= Friedrich L. Sell =

German economist

Friedrich Leopold Sell (born 26 May 1954) is a professor of Economics at the University of the Bundeswehr Munich as well as chief of the scientific council of Halle Institute for Economic Research. Furthermore, he is vice chief of studies at the Academy for Business and Administration in Munich.

== Life ==

Sell studied from 1974 to 1979 Economics at the University of Freiburg and started to work there as a scientist 1979. He received his doctorate in 1981 and his Habilitation in 1988. After temporarily working as a visiting professor for economics and research on development countries, Sell was full professor of economics at the University of Giessen from 1991 to 1992.

In 1992, he switched to the Dresden University of Technology, where he was offered a chair of economics, especially international economic relations. Since 1998 Sell is full professor of economics, especially macroeconomics and economic policy, at the University of the Bundeswehr Munich. From 2008 to 2010, he was the university's vice president, responsible for research. Since 2010, he is chief of the scientific council of Halle Institute for Economic Research where he already had a position before.
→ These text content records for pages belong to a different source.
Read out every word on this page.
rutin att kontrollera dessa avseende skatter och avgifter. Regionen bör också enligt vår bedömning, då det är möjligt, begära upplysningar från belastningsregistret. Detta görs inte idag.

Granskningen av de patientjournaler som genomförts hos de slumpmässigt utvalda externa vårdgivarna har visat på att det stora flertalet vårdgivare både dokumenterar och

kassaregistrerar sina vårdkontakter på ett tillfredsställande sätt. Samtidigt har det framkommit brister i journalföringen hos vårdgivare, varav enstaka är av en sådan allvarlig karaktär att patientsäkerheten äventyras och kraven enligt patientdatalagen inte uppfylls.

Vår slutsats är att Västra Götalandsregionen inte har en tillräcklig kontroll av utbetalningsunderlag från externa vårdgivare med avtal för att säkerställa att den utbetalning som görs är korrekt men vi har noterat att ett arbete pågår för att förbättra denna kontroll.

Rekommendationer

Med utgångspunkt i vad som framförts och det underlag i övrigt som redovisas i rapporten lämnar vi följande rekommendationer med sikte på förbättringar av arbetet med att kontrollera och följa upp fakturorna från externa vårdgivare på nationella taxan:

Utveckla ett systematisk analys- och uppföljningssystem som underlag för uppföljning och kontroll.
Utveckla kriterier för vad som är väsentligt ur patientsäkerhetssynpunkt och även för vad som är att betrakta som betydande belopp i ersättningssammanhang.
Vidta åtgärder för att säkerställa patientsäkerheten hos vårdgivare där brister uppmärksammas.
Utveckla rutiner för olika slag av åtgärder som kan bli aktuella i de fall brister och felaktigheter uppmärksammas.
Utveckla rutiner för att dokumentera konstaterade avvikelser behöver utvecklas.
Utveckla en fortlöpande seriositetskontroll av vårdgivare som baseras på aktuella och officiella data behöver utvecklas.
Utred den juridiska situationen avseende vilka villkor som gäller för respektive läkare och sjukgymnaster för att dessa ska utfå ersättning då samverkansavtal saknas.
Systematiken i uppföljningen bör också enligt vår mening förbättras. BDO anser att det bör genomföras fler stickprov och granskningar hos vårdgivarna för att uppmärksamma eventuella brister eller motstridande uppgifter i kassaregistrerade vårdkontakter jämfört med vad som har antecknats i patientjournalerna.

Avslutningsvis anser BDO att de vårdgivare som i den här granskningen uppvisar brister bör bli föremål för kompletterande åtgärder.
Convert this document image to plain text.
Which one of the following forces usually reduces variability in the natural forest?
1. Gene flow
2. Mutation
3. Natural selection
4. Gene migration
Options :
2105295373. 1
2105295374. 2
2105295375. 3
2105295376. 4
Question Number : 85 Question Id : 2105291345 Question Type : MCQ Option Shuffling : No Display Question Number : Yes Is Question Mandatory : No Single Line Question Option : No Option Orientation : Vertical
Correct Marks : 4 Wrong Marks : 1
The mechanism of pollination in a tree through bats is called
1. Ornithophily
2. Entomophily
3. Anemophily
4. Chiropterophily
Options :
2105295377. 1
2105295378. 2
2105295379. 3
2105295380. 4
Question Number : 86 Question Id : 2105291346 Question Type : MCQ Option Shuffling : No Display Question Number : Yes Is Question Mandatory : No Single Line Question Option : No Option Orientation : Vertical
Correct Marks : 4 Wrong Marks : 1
Sell focuses his research on international economic relations and theoretical as well as political questions of the macroeconomic theory.

==Publications==
- Sell, Friedrich (2001). Contagion in Financial Markets. Edgar Elgar: Northhamton.
- Aktuelle Probleme der europäischen Wirtschaftspolitik (UTB Taschenbuch; 2307). 2nd ed.. Lucius & Lucius Verlag, Stuttgart 2007, ISBN 978-3-8282-0379-2
- Aufgaben und Lösungen in der Volkswirtschaftslehre. Springer, Berlin 2007, ISBN 978-3-540-85042-7
- Einführung in die Volkswirtschaftslehre. 4th ed. Springer, Berlin 2007, ISBN 978-3-540-74215-9 (in collaboration with Paul Engelkamp)
- Globalisierung und nationale Entwicklungspolitik. Lit-Verlag, Münster 2003, ISBN 3-8258-6724-2 (in collaboration with Uwe Mummert)
- Emotionen, Markt und Moral (Kulturelle Ökonomik; Vol. 7). Lit-Verlag, Münster 2005, ISBN 3-8258-8827-4 (in collaboration with Uwe Mummert)

== Literature ==
- Dorit Petschel (Bearb.): Die Professoren der TU Dresden 1828–2003. Böhlau Verlag, Köln / Weimar / Vienna 2003, S. 906.